We have watched while a greater and greater divide came between rich and poor in this country. We have seen Pain Avoidance as a personal and governmental fiscal policy. Primitive emotional control and predatory lending crippling household budgets. A short-sighted financial services industry plagued with too many conflicts of interest. A regulatory environment ill-conceived and way too unsophisticated ro protect us from the sword of greed. And to top it off, an energy policy so woefully under-visited that we now witness the greatest transfer of wealth in history, mostly to our sworn enemies.
Let me suggest something positive might come from this. These financial obligations will not prove to be a complete loss. For one thing, many mortgage obligations will be paid in full, on time. Also, there is real estate value to be recouped in the event of repossession and auction. So, this crisis may be overstated when calculating the cost to taxpayers.

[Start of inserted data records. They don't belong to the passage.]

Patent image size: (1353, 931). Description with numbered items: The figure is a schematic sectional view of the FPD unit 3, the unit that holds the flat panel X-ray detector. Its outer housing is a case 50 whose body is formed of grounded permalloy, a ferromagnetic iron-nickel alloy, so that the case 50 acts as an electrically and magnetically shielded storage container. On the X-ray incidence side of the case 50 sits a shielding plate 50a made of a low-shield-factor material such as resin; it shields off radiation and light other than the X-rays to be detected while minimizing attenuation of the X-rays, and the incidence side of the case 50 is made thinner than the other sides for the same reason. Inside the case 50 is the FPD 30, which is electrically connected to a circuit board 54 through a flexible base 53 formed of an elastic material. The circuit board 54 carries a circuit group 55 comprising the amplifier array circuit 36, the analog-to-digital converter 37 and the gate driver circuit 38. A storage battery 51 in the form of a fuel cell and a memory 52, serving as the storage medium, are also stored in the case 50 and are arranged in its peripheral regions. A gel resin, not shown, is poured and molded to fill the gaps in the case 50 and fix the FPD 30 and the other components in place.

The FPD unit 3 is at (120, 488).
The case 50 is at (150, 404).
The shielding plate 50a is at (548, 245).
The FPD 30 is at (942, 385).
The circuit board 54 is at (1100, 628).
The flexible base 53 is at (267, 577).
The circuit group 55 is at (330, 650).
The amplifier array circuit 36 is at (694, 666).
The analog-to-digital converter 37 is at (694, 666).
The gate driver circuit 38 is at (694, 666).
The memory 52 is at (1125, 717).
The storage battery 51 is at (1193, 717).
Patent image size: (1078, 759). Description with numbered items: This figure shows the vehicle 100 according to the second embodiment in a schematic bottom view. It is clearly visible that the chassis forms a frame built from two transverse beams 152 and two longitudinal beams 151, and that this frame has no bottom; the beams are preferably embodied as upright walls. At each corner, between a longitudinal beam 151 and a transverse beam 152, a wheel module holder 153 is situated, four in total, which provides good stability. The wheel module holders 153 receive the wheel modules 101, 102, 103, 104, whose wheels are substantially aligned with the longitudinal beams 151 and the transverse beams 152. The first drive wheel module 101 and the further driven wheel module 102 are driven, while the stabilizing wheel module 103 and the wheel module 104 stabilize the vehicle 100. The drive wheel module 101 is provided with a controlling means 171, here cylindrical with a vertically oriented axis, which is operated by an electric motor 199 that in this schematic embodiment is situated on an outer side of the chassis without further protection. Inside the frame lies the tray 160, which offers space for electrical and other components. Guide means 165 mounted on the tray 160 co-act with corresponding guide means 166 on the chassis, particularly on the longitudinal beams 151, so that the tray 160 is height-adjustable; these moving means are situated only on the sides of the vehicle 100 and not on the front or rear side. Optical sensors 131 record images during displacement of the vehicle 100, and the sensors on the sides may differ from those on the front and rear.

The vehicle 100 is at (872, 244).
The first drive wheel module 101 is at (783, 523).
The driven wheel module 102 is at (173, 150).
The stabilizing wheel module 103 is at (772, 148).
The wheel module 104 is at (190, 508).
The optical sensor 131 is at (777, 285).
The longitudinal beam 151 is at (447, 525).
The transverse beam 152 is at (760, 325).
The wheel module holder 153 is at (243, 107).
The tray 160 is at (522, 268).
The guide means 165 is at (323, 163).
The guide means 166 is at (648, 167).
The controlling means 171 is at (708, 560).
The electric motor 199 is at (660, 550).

In “long time” I believe we are destined to evolve a balance…a bringing-together… of the best of both Capitalism and Socialism.
This may be a natural evolution, one we should recognize and be grown up about accepting. We have huge problems to solve as a collective, and lots of hard work and innovation to be done individually. Rejecting any and all “socialist” aspects to our regulatory and governmental structure may be unrealistic.
Our tax structure already facilitates wealth re-distribution, so we are in fact, already something other than pure capitalists. Get over it, and get on with designing something that works better, and acknowledge that it may be necessary and healthy for the whole economy.
Once we accept this, the Conservatives can admit we need government to provide the structure to grow sustainably, and the Liberals can accept that competition solves problems and creates jobs, not government. This could be a valuable lesson, even if it smacks of the “S” word.